How you can get ahead in this space is an open question. But some of the philosophies are areas that I would like to solve, or at least organizations should be thinking of solving.

Earlier in January of this year, NIST launched an open AI RMF. It was a risk management framework, as with every cybersecurity or fraud risk, which follows this framework of just identifying risks, whether in code or product features.

Follow the principle of identifying and assessing the risks based on probability and likelihood or impact.

Quantify and prioritize them. Similarly, we can leverage that NIST RMF Framework and start measuring in the Open AI and LLM landscape.

  • What are the kinds of risks this model can bring?
  • How can we go ahead and measure and prioritize without being perceived?

At the core of the NIST or other frameworks, these are the four best practices that govern:

  • Bringing that risk management culture, let’s ensure it is and continues to stay intrinsic. It continues to be perceived not as friction but perceived as an enabler.
  • The second one is mapping. So how do you recognize the context of that content and assess or map those risks, whichever crown assets, infrastructure assets, or product features you want to protect and are most critical?
  • How do you measure it? We talked about North Star metrics, so how well are these best practices adopted?
  • Again, assessing and analyzing for continuous monitoring and then managing.

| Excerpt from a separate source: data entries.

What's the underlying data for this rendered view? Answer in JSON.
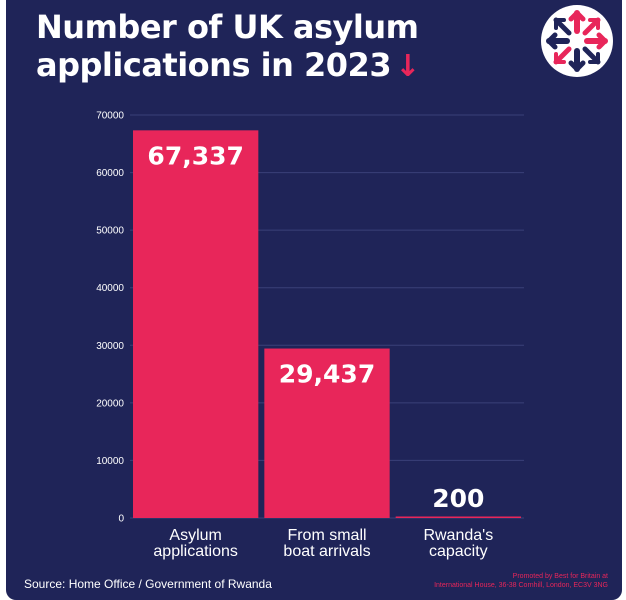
{
  "header": {
    "title_line1": "Number of UK asylum",
    "title_line2": "applications in 2023",
    "title_arrow": "↓",
    "logo_icon": "union-flag-arrows-logo"
  },
  "colors": {
    "background": "#1f2458",
    "bar": "#e8265a",
    "text": "#ffffff",
    "grid": "#3a4078"
  },
  "chart_data": {
    "type": "bar",
    "categories": [
      "Asylum\napplications",
      "From small\nboat arrivals",
      "Rwanda's\ncapacity"
    ],
    "values": [
      67337,
      29437,
      200
    ],
    "data_labels": [
      "67,337",
      "29,437",
      "200"
    ],
    "title": "Number of UK asylum applications in 2023",
    "xlabel": "",
    "ylabel": "",
    "ylim": [
      0,
      70000
    ],
    "yticks": [
      0,
      10000,
      20000,
      30000,
      40000,
      50000,
      60000,
      70000
    ],
    "ytick_labels": [
      "0",
      "10000",
      "20000",
      "30000",
      "40000",
      "50000",
      "60000",
      "70000"
    ],
    "grid": true,
    "legend": "none"
  },
  "footer": {
    "source": "Source: Home Office / Government of Rwanda",
    "promoted": "Promoted by Best for Britain at\nInternational House, 36-38 Cornhill, London, EC3V 3NG"
  }
}
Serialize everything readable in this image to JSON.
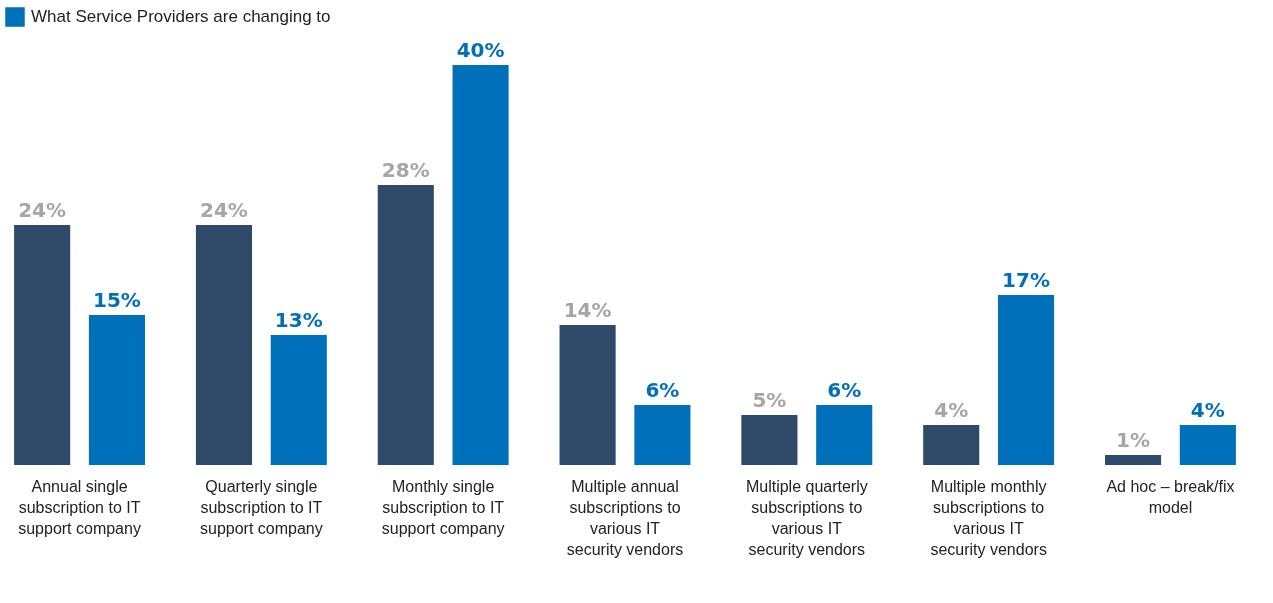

How do you’ve gone ahead and governed, mapped, and measured? How do you go ahead and prioritize this?

There’s a lot of theory to this now to advance AI responsibly. It is not a very draconian view of all the security risks that open AI and LLMs bring. The reality gained leadership support.

How can you champion ethical users of data with best practices, with training, and with awareness? Suppose the organization wants to leverage ChatGPT and Open AI. In that case, we can improve the training of AI and also apply that SSDLC process in this concept of implementing and putting anything in ChatGPT.

When you can’t measure, that situation keeps you up at night. You know that there is a risk. And if you can’t measure that, you don’t know where to prioritize.

And based on that, then I think the challenge is up here. At least, those are best practices. It’s just about getting the right championship from the leaders in the organization, and it’s not going to be an overnight job.

My guidance to anybody, whether it be an engineer or anybody else who wants to grow in the field of security, is to combine business acumen, a strong technical background, and great communication skills. You can have one or the other, but that wouldn’t set you up for success if you’re not able to communicate the risks to the business or if you’re not able to understand the customer-back mindset.

What’s in it for the customer, whether that customer is an insider, internal customer, let’s say you’re selling for the operations teams, or what’s in it for the customer, which is the end user, how they’re protecting their data and the risks associated.

If you can’t communicate that, if you don’t keep the customer in the center of it all and just have multiple years of technical experience, engineering, and technical depth, then it might just get too difficult to map all these three, which are needed for becoming a great leader in security.